Practice Swim Safety: Pools and beaches are often overcrowded on the Fourth of July, and children can go under very quickly. Be prepared to keep a very close eye on your toddler. You should always have one hand on a toddler or young child who can’t swim independently while in a pool or the ocean. Floaties do not replace hands on supervision. Brush up on your CPR and rely on one parent per child supervision when possible. Even when a child recovers from being submerged, long-term neurological damage can occur. Don’t take chances. We try to get to our local pool early to avoid the crowd…and who wants to be out during the hottest hours of the day, anyway?
Practice Grill Safety: It’s no big secret that grills become very hot to the touch very quickly. Put one person in charge of the grill and consider surrounding the grill with a child safety gate to prevent accidental burns. Never leave a hot grill unattended.

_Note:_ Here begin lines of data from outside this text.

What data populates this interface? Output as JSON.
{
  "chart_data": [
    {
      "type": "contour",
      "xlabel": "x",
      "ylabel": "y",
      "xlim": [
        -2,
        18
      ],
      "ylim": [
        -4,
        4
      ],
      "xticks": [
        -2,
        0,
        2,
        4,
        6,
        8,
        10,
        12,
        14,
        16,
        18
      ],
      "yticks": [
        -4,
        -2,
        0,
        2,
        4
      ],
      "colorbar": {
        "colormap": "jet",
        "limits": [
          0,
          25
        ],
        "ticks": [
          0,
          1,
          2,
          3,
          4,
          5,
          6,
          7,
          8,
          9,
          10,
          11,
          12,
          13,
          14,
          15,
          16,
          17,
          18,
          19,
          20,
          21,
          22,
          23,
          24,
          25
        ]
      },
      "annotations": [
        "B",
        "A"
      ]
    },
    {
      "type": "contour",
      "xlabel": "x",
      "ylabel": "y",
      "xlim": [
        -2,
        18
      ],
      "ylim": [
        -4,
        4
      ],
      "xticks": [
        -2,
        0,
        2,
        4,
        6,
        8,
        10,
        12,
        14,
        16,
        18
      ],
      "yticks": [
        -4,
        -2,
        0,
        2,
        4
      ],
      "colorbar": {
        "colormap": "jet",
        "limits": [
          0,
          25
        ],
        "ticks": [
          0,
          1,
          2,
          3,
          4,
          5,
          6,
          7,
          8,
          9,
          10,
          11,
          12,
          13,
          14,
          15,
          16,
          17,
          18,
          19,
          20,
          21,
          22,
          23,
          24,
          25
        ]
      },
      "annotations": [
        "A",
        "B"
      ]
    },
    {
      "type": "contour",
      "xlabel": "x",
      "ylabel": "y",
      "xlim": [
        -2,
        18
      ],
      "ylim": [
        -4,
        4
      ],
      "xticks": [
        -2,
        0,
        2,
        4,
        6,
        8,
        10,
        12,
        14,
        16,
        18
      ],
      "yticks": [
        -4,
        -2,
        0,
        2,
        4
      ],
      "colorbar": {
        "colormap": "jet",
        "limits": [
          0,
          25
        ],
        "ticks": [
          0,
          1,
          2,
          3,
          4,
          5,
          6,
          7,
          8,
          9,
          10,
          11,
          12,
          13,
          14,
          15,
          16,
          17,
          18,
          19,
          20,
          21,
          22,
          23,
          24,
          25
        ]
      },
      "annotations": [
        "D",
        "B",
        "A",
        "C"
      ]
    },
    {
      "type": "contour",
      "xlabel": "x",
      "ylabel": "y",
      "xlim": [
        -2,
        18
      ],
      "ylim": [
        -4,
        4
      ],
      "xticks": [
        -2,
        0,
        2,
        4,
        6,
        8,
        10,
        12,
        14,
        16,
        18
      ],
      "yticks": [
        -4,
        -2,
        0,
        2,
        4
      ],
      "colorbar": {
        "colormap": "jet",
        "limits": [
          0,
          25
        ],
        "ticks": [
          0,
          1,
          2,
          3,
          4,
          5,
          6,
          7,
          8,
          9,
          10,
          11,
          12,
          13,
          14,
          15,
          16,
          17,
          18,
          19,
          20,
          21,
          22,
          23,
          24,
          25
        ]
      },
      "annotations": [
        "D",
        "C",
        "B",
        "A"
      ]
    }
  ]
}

Fireworks Safety: Fireworks are banned in many places for good reason. Most parents don’t realize that even a sparkler can reach temperatures of 1000 degrees or more and light clothing on fire. Leave the fireworks to the professionals. Never give a sparkler or other firework to a child (they often hold sparklers too close to their bodies). Find a local firework display, pack a picnic, and keep a safe distance while you enjoy the show. Lucky us…the fireworks land on our roof! We will be watching from the balcony while willing the kids to just keep sleeping…
Create a Safety Plan: Large crowds, parades, and ample distractions can lead to parent-child separations. It’s best to have to safety plan in place. Teach your child to look for a police officer or another mommy with young children to seek help if lost or confused. Set a designated meeting place that is easily identifiable to your child. Keep cell phones charged and consider allowing older children to carry a cell phone during crowded events. Toddlers are easily distracted and they tend to wander. A buddy system is always a good idea. I really do worry about big crowds and constant distractions for kids (light wands, cotton candy, win a fish…stick close and keep it short for the little ones).
The Fourth of July is one of my favorite holidays. I love the parades, the picnics with friends and family, and the late night firework displays. And when I follow these safety tips for my kids, I know that they can have a fun and safe holiday too.